En parlant de divinité, Guillermo del Toro en est une bonne. C’est qu’à même pas cinquante ans (c’est jeune dans le milieu du cinéma) le mexicain s’est déjà créé une église, remplie par les millions de fidèles qui voient en lui le messie qui sauvera le cinéma fantastique des griffes du grand méchant Hollywood. Il est d’ailleurs bien difficile de leur donner tort, les films de cet amoureux du cinéma de genre étant toujours réussis et transpirant la sincérité par tous leurs pores monstrueux. Un cinéma gluant, qui se déverse sur vous et ne vous lâche plus: quand vous avez vu un del Toro, vous avez envie de voir les autres ! Mais celui qui s’évertue à nous offrir des blockbusters plus sentimentaux que la moyenne du style n’a pas toujours évolué dans des sphères aussi friquées, ses premiers films Cronos, Mimic et L’Echine du Diable étant des films d’horreur qui pourraient presque passer pour intimistes à coté du bestiaire de monstres proposé par les Hellboy ou de l’action d’un Blade II. Et ne parlons même pas du gigantisme de Pacific Rim… Des films plus modestes si on regarde le larfeuille mais qui étaient déjà bien généreux thématiquement parlant et qui montraient déjà l’habilité de Guillermo au scénario, le papa du Labyrinthe de Pan sachant tenir une plume. Mais le réalisateur n’est pas toujours très satisfait de ses œuvres, et de Mimic en particulier. Il ne le renie pas, mais il a la désagréable impression qu’il aurait pu mieux faire si on lui avait donné carte blanche et le final cut, une demande impossible lorsqu’on a comme producteurs les frères Weinstein, jamais les derniers à intervenir dans le montage d’un film. S’ils ont foutu de nombreux films en l’air, ils n’ont visiblement pas réussi à saccager Mimic, qui reste un film de monstre plus que recommandable.
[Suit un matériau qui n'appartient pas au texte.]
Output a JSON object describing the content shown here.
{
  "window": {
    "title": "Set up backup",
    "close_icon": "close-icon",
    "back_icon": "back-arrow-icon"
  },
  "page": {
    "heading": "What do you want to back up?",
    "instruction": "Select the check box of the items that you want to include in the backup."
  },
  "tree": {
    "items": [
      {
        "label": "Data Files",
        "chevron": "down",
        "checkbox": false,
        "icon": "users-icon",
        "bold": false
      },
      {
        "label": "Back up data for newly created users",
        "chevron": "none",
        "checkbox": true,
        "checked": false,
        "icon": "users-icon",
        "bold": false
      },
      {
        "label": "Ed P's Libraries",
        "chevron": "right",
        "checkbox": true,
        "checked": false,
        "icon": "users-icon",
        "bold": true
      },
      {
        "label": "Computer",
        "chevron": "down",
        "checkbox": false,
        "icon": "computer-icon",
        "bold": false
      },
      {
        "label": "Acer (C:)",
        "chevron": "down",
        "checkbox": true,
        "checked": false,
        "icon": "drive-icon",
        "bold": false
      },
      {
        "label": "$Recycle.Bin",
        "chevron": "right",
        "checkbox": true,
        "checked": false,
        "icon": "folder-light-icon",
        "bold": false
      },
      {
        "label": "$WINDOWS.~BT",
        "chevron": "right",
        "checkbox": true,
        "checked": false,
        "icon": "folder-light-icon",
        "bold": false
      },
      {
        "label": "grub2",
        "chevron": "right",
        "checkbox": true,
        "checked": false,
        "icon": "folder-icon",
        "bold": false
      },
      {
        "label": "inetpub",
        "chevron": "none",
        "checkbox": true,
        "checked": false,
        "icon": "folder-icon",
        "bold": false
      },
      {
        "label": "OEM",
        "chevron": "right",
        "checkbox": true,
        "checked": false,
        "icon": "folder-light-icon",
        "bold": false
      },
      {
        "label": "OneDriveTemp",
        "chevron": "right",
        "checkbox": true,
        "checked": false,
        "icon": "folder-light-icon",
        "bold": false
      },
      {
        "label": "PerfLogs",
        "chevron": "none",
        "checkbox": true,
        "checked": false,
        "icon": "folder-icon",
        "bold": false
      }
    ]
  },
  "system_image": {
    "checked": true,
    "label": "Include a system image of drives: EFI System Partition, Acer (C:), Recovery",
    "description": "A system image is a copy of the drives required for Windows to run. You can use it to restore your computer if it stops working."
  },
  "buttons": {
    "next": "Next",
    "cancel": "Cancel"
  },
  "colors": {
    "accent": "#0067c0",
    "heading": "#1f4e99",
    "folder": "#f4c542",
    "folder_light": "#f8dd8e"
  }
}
Et del Toro se sera vengé il y a peu, un director’s cut sortant en 2011. Pas de quoi modifier de long en large un film qui de toute façon ne ressemblera jamais à la vision qu’il en avait lorsqu’il en a rédigé le script sur la base d’une nouvelle des années 40, pensant encore à l’époque que ses cafards ne seraient les stars que d’un segment d’un film en contenant trois, mais de quoi s’approcher un peu plus de ce qu’il avait en tête. Guillermo n’aime donc pas trop cette version cinéma, sur laquelle nous allons nous pencher.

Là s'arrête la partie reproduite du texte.